Sheep fold, Termon, Co. Clare
Co. Clare |
Enclosures
The Ordnance Survey cartographers who mapped this part of County Clare in 1842 recorded a circular enclosure in a shallow hollow of the karst and labelled it plainly: Sheep Fold.
That label, and the structure itself, have survived. What makes the place quietly odd is the mismatch between its name and its form. Despite what the map shows, the enclosure is not circular at all but triangular, roughly fourteen metres north to south and thirteen east to west, a small three-cornered pen tucked into gently undulating rough pasture with little sense of the broader landscape around it.
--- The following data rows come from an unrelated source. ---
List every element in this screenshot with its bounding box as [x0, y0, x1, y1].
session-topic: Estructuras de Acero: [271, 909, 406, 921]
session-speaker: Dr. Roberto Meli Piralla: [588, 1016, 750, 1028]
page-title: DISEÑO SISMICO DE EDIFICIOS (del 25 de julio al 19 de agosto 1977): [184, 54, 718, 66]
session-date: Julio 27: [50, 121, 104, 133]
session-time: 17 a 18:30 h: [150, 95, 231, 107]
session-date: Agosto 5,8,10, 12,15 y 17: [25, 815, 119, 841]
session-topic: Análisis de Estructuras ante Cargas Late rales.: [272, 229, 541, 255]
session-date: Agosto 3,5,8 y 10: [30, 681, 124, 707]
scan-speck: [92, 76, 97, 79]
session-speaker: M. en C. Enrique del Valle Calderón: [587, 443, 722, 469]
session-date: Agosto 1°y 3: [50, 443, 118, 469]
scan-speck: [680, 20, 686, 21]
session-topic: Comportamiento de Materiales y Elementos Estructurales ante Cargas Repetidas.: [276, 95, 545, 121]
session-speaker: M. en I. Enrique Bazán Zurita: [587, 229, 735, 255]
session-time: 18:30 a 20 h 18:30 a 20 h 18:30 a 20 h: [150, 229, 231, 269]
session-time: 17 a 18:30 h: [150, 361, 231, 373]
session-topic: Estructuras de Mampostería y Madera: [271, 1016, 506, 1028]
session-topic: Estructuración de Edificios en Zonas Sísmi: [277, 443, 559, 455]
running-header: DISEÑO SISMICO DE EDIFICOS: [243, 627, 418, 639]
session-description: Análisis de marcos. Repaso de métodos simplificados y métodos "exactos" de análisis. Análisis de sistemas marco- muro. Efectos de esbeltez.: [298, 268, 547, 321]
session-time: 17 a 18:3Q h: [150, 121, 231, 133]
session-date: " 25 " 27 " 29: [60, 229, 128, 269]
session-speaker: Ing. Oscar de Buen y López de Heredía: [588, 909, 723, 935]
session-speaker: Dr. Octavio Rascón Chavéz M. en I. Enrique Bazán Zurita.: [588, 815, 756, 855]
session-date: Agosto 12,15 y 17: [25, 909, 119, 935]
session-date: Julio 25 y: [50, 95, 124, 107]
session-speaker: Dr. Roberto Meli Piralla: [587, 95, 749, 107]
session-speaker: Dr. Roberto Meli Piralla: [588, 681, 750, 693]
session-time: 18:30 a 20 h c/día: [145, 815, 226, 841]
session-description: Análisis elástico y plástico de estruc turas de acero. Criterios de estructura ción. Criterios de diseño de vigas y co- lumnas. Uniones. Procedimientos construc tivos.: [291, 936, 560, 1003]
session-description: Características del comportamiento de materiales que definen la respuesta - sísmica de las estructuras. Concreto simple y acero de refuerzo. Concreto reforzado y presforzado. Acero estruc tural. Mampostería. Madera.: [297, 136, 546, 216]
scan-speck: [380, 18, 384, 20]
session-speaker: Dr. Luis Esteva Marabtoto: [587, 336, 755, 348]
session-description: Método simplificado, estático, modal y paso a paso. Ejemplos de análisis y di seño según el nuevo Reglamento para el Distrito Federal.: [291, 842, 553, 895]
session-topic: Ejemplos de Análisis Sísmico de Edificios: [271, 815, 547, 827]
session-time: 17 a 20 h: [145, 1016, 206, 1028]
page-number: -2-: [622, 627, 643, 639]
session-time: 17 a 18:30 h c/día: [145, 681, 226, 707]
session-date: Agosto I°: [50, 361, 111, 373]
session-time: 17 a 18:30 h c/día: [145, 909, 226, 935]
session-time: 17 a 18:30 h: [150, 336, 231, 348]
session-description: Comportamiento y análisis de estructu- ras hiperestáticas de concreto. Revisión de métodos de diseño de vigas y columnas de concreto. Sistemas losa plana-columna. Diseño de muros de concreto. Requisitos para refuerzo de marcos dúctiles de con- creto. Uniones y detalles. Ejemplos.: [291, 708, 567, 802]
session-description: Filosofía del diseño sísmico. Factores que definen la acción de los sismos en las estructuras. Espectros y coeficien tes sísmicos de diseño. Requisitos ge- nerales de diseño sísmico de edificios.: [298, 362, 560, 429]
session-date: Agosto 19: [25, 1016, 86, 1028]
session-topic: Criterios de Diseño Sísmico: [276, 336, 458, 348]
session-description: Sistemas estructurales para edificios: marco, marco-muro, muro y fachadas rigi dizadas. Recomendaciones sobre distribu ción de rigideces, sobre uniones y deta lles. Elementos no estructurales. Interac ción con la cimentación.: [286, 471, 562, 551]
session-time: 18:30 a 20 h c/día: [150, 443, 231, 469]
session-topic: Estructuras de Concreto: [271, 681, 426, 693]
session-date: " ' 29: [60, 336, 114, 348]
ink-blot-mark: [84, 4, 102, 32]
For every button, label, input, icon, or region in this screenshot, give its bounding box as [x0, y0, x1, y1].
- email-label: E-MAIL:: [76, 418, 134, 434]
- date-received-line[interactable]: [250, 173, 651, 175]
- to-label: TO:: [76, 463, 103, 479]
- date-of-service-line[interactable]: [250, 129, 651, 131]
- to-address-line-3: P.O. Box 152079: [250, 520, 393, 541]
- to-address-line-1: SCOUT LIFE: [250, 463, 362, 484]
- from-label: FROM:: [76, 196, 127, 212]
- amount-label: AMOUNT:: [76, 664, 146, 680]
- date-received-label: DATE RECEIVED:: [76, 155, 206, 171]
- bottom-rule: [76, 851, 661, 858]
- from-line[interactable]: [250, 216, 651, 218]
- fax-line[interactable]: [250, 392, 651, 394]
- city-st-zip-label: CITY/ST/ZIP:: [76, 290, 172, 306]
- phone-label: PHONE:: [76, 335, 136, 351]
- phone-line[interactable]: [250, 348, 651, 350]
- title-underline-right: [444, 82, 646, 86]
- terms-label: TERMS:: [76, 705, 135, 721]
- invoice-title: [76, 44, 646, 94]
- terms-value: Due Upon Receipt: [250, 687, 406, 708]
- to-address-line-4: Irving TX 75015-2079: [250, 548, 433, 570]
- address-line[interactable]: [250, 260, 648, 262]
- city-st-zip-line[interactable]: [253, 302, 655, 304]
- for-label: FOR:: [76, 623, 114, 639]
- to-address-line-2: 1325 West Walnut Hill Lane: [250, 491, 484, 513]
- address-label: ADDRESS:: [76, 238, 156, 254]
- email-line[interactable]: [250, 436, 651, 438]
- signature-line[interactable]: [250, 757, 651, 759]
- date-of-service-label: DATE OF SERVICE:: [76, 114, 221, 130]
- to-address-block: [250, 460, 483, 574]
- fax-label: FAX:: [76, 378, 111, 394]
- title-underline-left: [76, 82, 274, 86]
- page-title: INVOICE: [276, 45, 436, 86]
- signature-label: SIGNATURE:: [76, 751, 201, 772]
The walls that define the space have largely collapsed, their lower portions now buried under sod so that only the uppermost course of stonework is visible above ground. That visible course is unusual in itself: rather than the coursed or random rubble one might expect from a working agricultural enclosure, the stones here are set upright on edge, individual elements standing vertically, some projecting above the others like uneven teeth. The interior, where the southern wall has tumbled inward, is scattered with displaced boulders and cut slightly into the hillslope on its southern side, giving the floor an uneven but broadly level surface. The outer face of the wall stands to around 0.8 metres, the inner to roughly 0.55 metres, with a wall thickness of about 2.5 metres, substantial enough to suggest this was built to last rather than put together quickly for a season's grazing. Two other enclosures sit close by in the same landscape, one large and just eight metres to the west, another smaller one approximately 68 metres to the west-southwest, suggesting this corner of Termon was once quite deliberately organised around the management of animals on the limestone ground.